ANOTHER GREAT DAY ON THE NEW PROGRAM
Well, today marks the second day in a row that I have been a good girl. I am back on track and I am not looking back again. I am moving forward. I have five more days until weigh in, and I am hoping for something better than I saw on the scale the other day.
I have Diana to thank for this new surge in my routine. She told me yesterday, if I started all over again in the morning, I would be able to take some weight off by weigh in day. I am determined to do that. I don't remember if I mentioned that I got on the scale the other day to shock myself into stopping this ridiculous behavior of cheating because it's NOT OK. I was up three pounds from last weigh in. I actually thought to myself, well that isn't too bad. it could have been a lot worse. Then I realized that I am nearly two weeks in to cycle three and I should have lost at least half of what I lost last cycle, so that was bad.
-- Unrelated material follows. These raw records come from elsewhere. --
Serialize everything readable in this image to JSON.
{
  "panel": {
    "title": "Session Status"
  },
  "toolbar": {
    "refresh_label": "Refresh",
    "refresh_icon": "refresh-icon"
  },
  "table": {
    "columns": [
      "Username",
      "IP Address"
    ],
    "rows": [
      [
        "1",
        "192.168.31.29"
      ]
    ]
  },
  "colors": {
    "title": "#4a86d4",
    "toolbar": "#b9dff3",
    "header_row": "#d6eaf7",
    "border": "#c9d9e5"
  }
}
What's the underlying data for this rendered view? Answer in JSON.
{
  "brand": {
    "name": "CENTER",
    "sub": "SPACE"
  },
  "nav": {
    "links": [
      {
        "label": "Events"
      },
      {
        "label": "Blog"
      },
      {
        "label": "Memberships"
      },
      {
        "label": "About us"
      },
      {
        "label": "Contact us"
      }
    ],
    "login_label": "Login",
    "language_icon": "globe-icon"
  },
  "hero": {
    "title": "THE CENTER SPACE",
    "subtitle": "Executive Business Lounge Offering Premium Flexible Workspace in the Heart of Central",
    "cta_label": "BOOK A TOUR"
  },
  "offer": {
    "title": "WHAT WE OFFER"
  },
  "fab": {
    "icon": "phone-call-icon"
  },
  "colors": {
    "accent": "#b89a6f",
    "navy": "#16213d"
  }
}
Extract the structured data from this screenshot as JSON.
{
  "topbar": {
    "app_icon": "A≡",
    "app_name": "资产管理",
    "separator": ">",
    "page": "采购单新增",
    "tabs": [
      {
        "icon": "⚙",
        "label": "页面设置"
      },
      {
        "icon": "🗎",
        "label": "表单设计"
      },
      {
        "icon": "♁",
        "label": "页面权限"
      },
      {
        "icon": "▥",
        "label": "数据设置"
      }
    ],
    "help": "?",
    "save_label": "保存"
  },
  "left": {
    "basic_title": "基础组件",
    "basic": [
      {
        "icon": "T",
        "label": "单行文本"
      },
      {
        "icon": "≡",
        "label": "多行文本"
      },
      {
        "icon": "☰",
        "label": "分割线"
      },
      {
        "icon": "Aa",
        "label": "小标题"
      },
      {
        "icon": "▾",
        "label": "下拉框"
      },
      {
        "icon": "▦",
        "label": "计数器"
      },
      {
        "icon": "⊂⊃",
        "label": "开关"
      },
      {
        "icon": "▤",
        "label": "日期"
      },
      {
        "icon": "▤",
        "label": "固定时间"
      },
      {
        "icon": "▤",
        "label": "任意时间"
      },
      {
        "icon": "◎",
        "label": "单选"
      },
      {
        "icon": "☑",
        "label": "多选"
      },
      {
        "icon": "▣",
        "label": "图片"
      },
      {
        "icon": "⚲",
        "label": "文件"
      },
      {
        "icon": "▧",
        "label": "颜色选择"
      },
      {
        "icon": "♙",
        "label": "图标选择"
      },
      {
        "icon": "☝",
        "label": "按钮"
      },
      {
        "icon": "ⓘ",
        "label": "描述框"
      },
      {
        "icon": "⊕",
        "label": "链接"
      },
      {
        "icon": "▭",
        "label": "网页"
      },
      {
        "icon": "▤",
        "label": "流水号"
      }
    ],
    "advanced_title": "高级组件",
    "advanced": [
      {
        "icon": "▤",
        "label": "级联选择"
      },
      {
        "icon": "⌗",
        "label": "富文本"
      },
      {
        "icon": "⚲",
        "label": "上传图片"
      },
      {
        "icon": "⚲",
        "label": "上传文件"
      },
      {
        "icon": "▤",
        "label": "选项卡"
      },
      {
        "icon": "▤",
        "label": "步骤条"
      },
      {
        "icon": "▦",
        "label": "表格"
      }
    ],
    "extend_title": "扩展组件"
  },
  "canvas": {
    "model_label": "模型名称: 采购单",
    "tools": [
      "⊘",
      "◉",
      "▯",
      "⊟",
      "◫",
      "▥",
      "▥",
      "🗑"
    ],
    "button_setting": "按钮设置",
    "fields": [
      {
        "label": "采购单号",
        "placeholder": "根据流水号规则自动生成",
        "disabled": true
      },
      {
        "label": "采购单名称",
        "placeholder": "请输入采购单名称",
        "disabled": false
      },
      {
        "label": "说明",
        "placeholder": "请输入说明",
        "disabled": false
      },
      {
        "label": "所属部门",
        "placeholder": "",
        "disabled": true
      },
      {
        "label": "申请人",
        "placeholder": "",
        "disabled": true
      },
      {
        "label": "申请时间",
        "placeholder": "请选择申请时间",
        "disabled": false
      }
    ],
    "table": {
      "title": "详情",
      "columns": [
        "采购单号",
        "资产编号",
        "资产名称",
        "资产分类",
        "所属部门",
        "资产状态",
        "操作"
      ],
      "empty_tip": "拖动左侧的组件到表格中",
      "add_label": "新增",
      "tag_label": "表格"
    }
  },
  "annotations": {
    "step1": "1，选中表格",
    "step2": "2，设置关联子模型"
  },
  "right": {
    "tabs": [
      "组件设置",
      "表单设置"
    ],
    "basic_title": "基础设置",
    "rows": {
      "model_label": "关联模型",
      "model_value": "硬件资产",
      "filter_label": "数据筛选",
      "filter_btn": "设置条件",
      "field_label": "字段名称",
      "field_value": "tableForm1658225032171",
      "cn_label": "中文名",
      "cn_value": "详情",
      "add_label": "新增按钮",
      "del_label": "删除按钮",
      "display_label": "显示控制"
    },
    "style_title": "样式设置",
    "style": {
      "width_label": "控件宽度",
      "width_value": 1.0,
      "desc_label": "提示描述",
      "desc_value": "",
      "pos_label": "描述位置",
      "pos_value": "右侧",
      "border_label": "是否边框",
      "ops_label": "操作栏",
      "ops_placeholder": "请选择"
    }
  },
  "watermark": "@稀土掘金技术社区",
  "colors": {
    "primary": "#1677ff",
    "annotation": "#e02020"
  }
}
I believe those three pounds are already gone. I am hoping I can get some more off by the deadline. I have been a good girl, and I want to see some kind of reward for it. Even if just a token, after all I have been through this cycle. I still have emotional struggles I am working my way through, but I am not doing it with food this time. I have been going to bed with hunger pains.
My friend Dawn asked me what was it that made me say F*** It! After being so good for so long, and I told her I actually could not stand the pain. I feel like I am in physical pain with my stomach gnawing at me and growling an burning and that evil whisperer talking in my ear. I just couldn't take it anymore, and I finally said to myself, just do it and get it over with so you can refocus. The problem with that is that once you have broken that barrier, once you have fallen off that proverbial wagon, its hard to reseal it or jump back on and act like nothing happened.
It makes it easier for you to talk yourself into doing it again. You did it once and it didn't hurt you that much. One small amount won't matter. Just eat it and move on! Well, I am not falling for those tricks again (I hope - God Willing, I will be alright). I do realize that I am human and therefore subject to imperfections and weaknesses, that is why I have to just keep asking God to stay with me and provide me with strength to prevail. My pleas actually worked. God is standing strong with me again. I got some words of wisdom from a friend named Kristi, and they meant a lot to me and really got me plugged back in too.
THANK YOU GOD!
Today I had a play date with my friend Dawn and her family. We all went to Chuck E Cheeses. That's our favorite place to let the kids run crazy and have a good time, while we visit, and yes..... eat. I still ate, but this time I only ate salad. I had two plates for lunch and when we were still there over an hour later I had another plate, which became my dinner by default. I wasn't hungry after that when I got home, and I was so tired I went to bed early. So I didn't have the usual torturous hunger pangs last night.
TODAY'S STATS
Green tea = 2; Water = 3 (yikes that hurts); Probiotics = 2 yogurts; Fruits = 2 apple and grapefruit; Protein = boiled eggs; Veggies = iceberg lettuce, tomatoes, cucumbers, carrots, red cabbage; Friendly fats = 0; Salad Dressing that was not fat free = 5 Tbs. yikes! Cheese = 2 tsp.